Par une sereine après-midi de juin 187—, je péchais de la truite sur le lac Saint Charles, en compagnie de mon vieil ami, feu Charles Panet, membre pour le comté de Québec ; nous avions pour canotier, une des célébrités de l’endroit — le vieux Gabriel.

Le canot venait de franchir l’entrée de la baie de l’Écho, au haut du lac ; une fraîche haleine nous arrivait des gorges verdoyantes des Laurentides. L’astre du jour sur son déclin inondait d’une trainée lumineuse, la surface azurée du beau lac, tandis qu’un petit air de vent nous poussait insensiblement vers la plage.

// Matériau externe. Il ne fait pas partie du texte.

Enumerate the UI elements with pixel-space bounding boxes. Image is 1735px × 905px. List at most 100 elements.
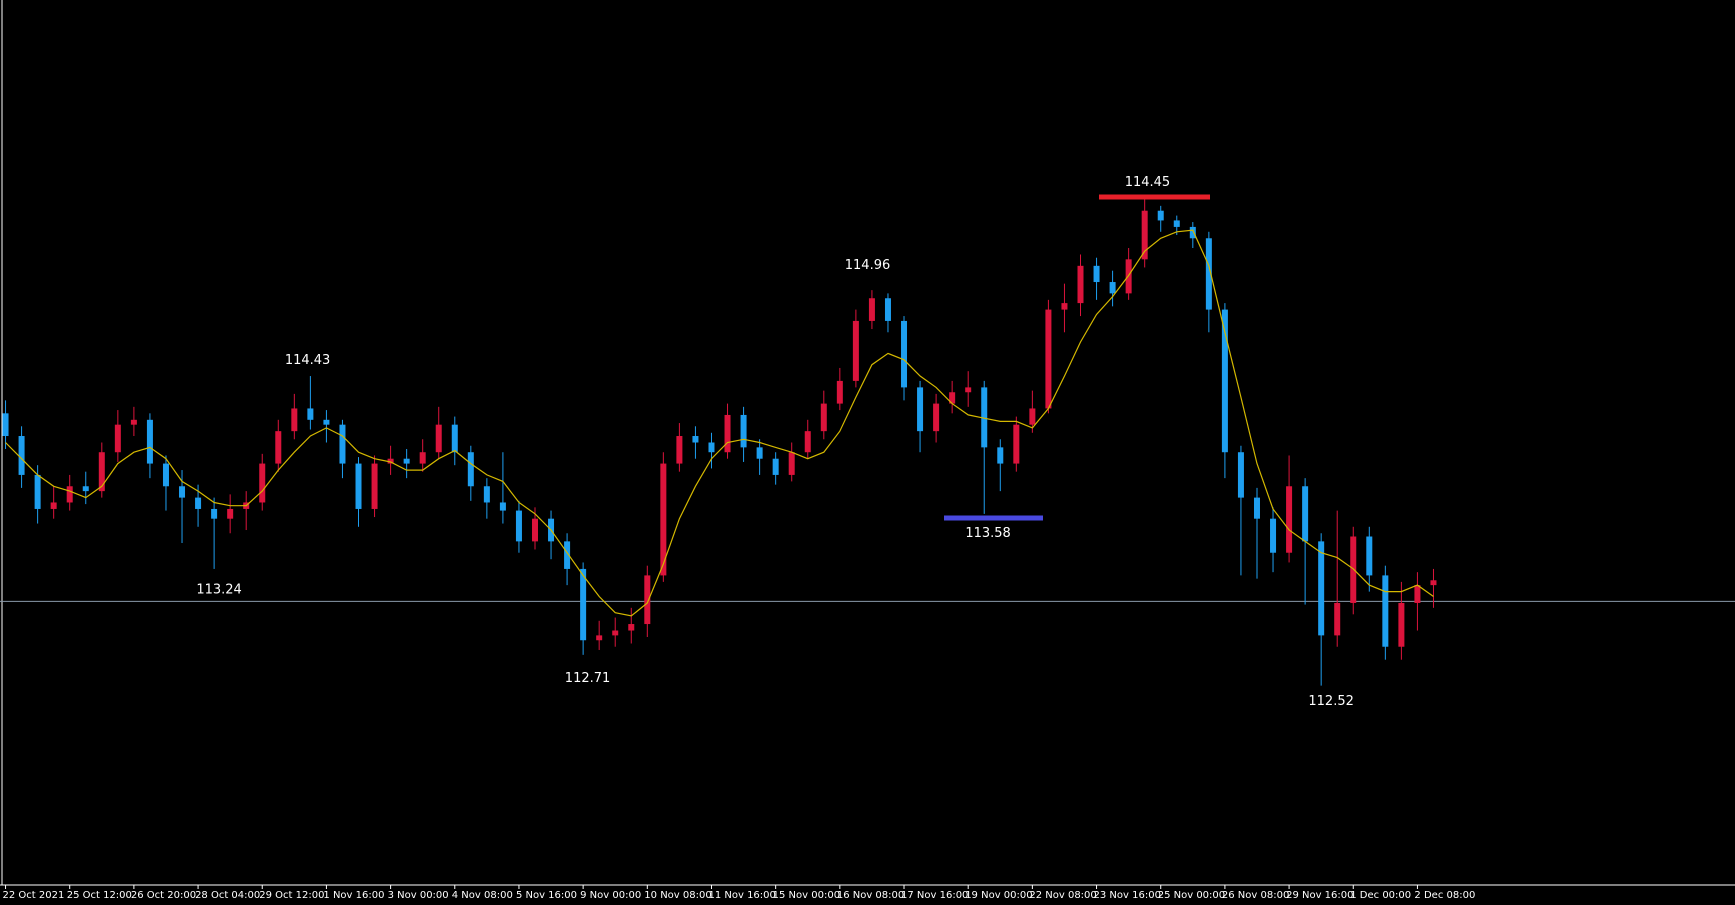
x-tick-label: 25 Oct 12:00 <box>67 890 132 901</box>
x-tick-label: 22 Oct 2021 <box>3 890 65 901</box>
x-tick-label: 1 Dec 00:00 <box>1350 890 1411 901</box>
candle-body <box>949 392 956 404</box>
x-tick-label: 16 Nov 08:00 <box>837 890 904 901</box>
candle-body <box>1205 238 1212 310</box>
candle-body <box>820 403 827 432</box>
x-tick-label: 4 Nov 08:00 <box>452 890 513 901</box>
candle-body <box>1077 265 1084 304</box>
candle-body <box>580 568 587 641</box>
candle-body <box>628 624 635 631</box>
x-tick-label: 2 Dec 08:00 <box>1414 890 1475 901</box>
candle-body <box>114 424 121 453</box>
candle-body <box>1318 541 1325 636</box>
candle-body <box>82 486 89 492</box>
candle-body <box>1061 303 1068 310</box>
candle-body <box>467 452 474 487</box>
candle-body <box>1029 408 1036 425</box>
x-tick-label: 23 Nov 16:00 <box>1094 890 1161 901</box>
x-tick-label: 11 Nov 16:00 <box>708 890 775 901</box>
x-tick-label: 3 Nov 00:00 <box>388 890 449 901</box>
candle-body <box>515 510 522 542</box>
candle-body <box>1093 265 1100 283</box>
candle-body <box>868 298 875 321</box>
candle-body <box>275 431 282 464</box>
candle-body <box>211 508 218 519</box>
candle-body <box>179 486 186 498</box>
candle-body <box>146 419 153 464</box>
x-tick-label: 28 Oct 04:00 <box>195 890 260 901</box>
candle-body <box>1414 585 1421 603</box>
candle-body <box>997 447 1004 464</box>
x-tick-label: 19 Nov 00:00 <box>965 890 1032 901</box>
candle-body <box>884 298 891 321</box>
candle-body <box>756 447 763 459</box>
candle-body <box>162 463 169 487</box>
candle-body <box>804 431 811 453</box>
candle-body <box>1109 282 1116 294</box>
x-tick-label: 9 Nov 00:00 <box>580 890 641 901</box>
candle-body <box>852 320 859 381</box>
x-tick-label: 25 Nov 00:00 <box>1158 890 1225 901</box>
candle-body <box>451 424 458 453</box>
candle-body <box>1334 602 1341 636</box>
candle-body <box>965 387 972 393</box>
candle-body <box>644 575 651 625</box>
price-annotation: 113.58 <box>965 526 1011 541</box>
candle-body <box>291 408 298 432</box>
candle-body <box>660 463 667 576</box>
x-tick-label: 29 Oct 12:00 <box>259 890 324 901</box>
price-annotation: 114.43 <box>285 353 331 368</box>
candle-body <box>933 403 940 432</box>
candle-body <box>323 419 330 425</box>
candle-body <box>596 635 603 641</box>
candle-body <box>564 541 571 569</box>
x-tick-label: 5 Nov 16:00 <box>516 890 577 901</box>
candle-body <box>1173 220 1180 227</box>
candle-body <box>740 414 747 448</box>
candle-body <box>403 458 410 464</box>
price-annotation: 113.24 <box>196 582 242 597</box>
candle-body <box>1189 226 1196 239</box>
x-tick-label: 17 Nov 16:00 <box>901 890 968 901</box>
candle-body <box>772 458 779 475</box>
candle-body <box>1350 536 1357 603</box>
x-tick-label: 15 Nov 00:00 <box>773 890 840 901</box>
candle-body <box>692 436 699 443</box>
price-annotation: 112.71 <box>565 671 611 686</box>
candle-body <box>901 320 908 388</box>
candle-body <box>1286 486 1293 553</box>
candle-body <box>435 424 442 453</box>
price-annotation: 114.96 <box>845 258 891 273</box>
candle-body <box>1221 309 1228 453</box>
candle-body <box>1157 210 1164 221</box>
candle-body <box>18 436 25 475</box>
candle-body <box>387 458 394 464</box>
candle-body <box>307 408 314 420</box>
candle-body <box>1430 580 1437 586</box>
candle-body <box>355 463 362 509</box>
moving-average <box>5 229 1434 617</box>
candle-body <box>676 436 683 464</box>
candle-body <box>836 380 843 404</box>
candle-body <box>1253 497 1260 519</box>
x-tick-label: 29 Nov 16:00 <box>1286 890 1353 901</box>
x-tick-label: 10 Nov 08:00 <box>644 890 711 901</box>
candle-body <box>339 424 346 464</box>
candle-body <box>1013 424 1020 464</box>
candle-body <box>1237 452 1244 498</box>
candle-body <box>2 413 9 437</box>
candle-body <box>1141 210 1148 260</box>
x-tick-label: 26 Nov 08:00 <box>1222 890 1289 901</box>
candle-body <box>1366 536 1373 576</box>
candle-body <box>227 508 234 519</box>
candle-body <box>708 442 715 453</box>
candle-body <box>1270 518 1277 553</box>
candle-body <box>1398 602 1405 647</box>
candle-body <box>130 419 137 425</box>
candle-body <box>724 414 731 453</box>
candle-body <box>981 387 988 448</box>
candle-body <box>499 502 506 511</box>
price-annotation: 112.52 <box>1308 694 1354 709</box>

Près d’une pointe couverte de joncs, se dessinait sur l’onde la silhouette d’un huard, reflétant sa riche livrée de velours noir, ondée de perles : la brise nous amenait de temps à autre ses accents plaintifs comme les vagissements d’un enfant. Sur une branche sèche d’une épinette qui surplombait l’eau, reposait, sentinelle avide et vigilante, un martin-pêcheur, en quête de goujons, tandis qu’un wawaron[1] énorme (le lac est fameux pour ces grosses grenouilles mugissantes)

  1. Rana mugiens : les anglais la nomment Bull-Frog.